1. Learning disorders
2. Sleep disorders
3. Oppositional defiant disorder
4. Anxiety disorder
5. Intellectual disability
6. Language disorder
7. Mood disorder
8. Tic disorder
9. Conduct disorder                                                                    10. Autism spectrum disorder
11. Developmental coordination disorder

For example, disruptive and aggressive behaviours, seen in oppositional defiant disorder or ODD may be mistaken for hyperactivity or impulsivity. Whereas, anxiety and depressive disorders may be mistaken for inattentiveness. Finally, conditions with frequent changes in mood, such as bipolar and disruptive mood dysregulation disorder, may be misinterpreted as the combined presentation of ADHD. It is important to rule out PTSD or an adjustment disorder if there is a history of trauma or a stressor in the child’s life.

Children with intellectual disabilities or learning or language disorders may be inattentive, disconnected or disruptive in class if the school work is too difficult for them. On the opposite side of the spectrum, those with above average intellectual functioning may be inattentive if they find themselves under-challenged in the classroom. If symptoms exist only in select settings, it is important to identify why this discrepancy exists.

Finally, it is important to recognize medical conditions that may display similar symptoms to ADHD. For example, conditions that result in fatigue or pain, such as sleep apnea and inflammatory bowel disease, visual or auditory impairments, and neurological conditions that affect attention, such as epilepsy. As well, if due to a chronic health condition, a child misses a lot of school, poor school performance may be attributed to ADHD but in reality the child is unable to keep up with what is being taught in class. A medical condition can also be comorbid with ADHD and treating the condition may help diagnose ADHD.


Certain disorders have a higher prevalence of ADHD than other conditions. ADHD in autism spectrum disorder, intellectual disability, and individuals born preterm will be discussed in part three of this series.

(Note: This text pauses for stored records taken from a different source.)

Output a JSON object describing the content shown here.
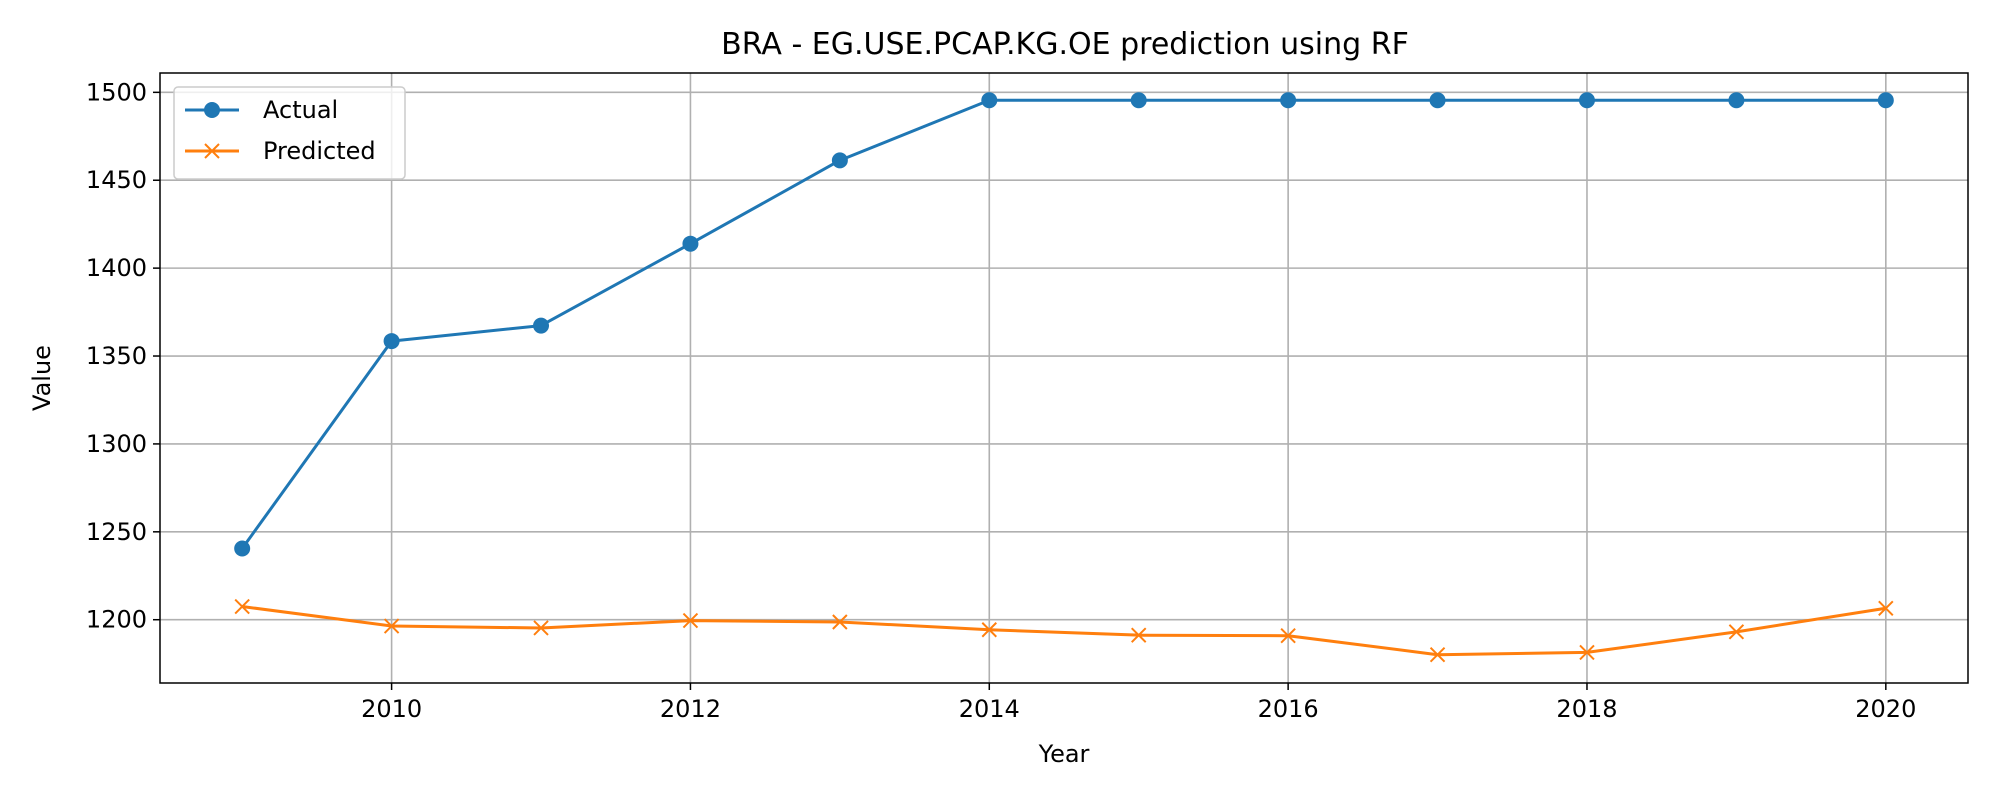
{
  "chart_data": {
    "type": "line",
    "title": "BRA - EG.USE.PCAP.KG.OE prediction using RF",
    "xlabel": "Year",
    "ylabel": "Value",
    "x": [
      2009,
      2010,
      2011,
      2012,
      2013,
      2014,
      2015,
      2016,
      2017,
      2018,
      2019,
      2020
    ],
    "xlim": [
      2008.45,
      2020.55
    ],
    "ylim": [
      1164,
      1511
    ],
    "xticks": [
      2010,
      2012,
      2014,
      2016,
      2018,
      2020
    ],
    "yticks": [
      1200,
      1250,
      1300,
      1350,
      1400,
      1450,
      1500
    ],
    "grid": true,
    "legend_position": "top-left",
    "series": [
      {
        "name": "Actual",
        "marker": "circle",
        "color": "#1f77b4",
        "values": [
          1240.5,
          1358.5,
          1367.3,
          1413.9,
          1461.3,
          1495.5,
          1495.5,
          1495.5,
          1495.5,
          1495.5,
          1495.5,
          1495.5
        ]
      },
      {
        "name": "Predicted",
        "marker": "x",
        "color": "#ff7f0e",
        "values": [
          1207.5,
          1196.4,
          1195.3,
          1199.5,
          1198.7,
          1194.3,
          1191.2,
          1190.9,
          1180.1,
          1181.4,
          1193.1,
          1206.5
        ]
      }
    ]
  }
}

Another comorbidity is epilepsy.

Children with genetic conditions, such as Fragile X and Turners syndrome, have a higher occurrence of ADHD than the general population.

Neurodevelopmental and psychiatric comorbidities include disruptive behaviour disorders, such as oppositional defiant disorder and conduct disorder, anxiety, obsessive compulsive, mood, substance use, eating, and tic disorders.

The most common comorbid disorder associated with ADHD is a specific learning disorder, found in one-third of children with ADHD.

If [any] these comorbidities are suspected and/or if making a diagnosis is challenging, consider referring to a specialist or subspecialist in the area.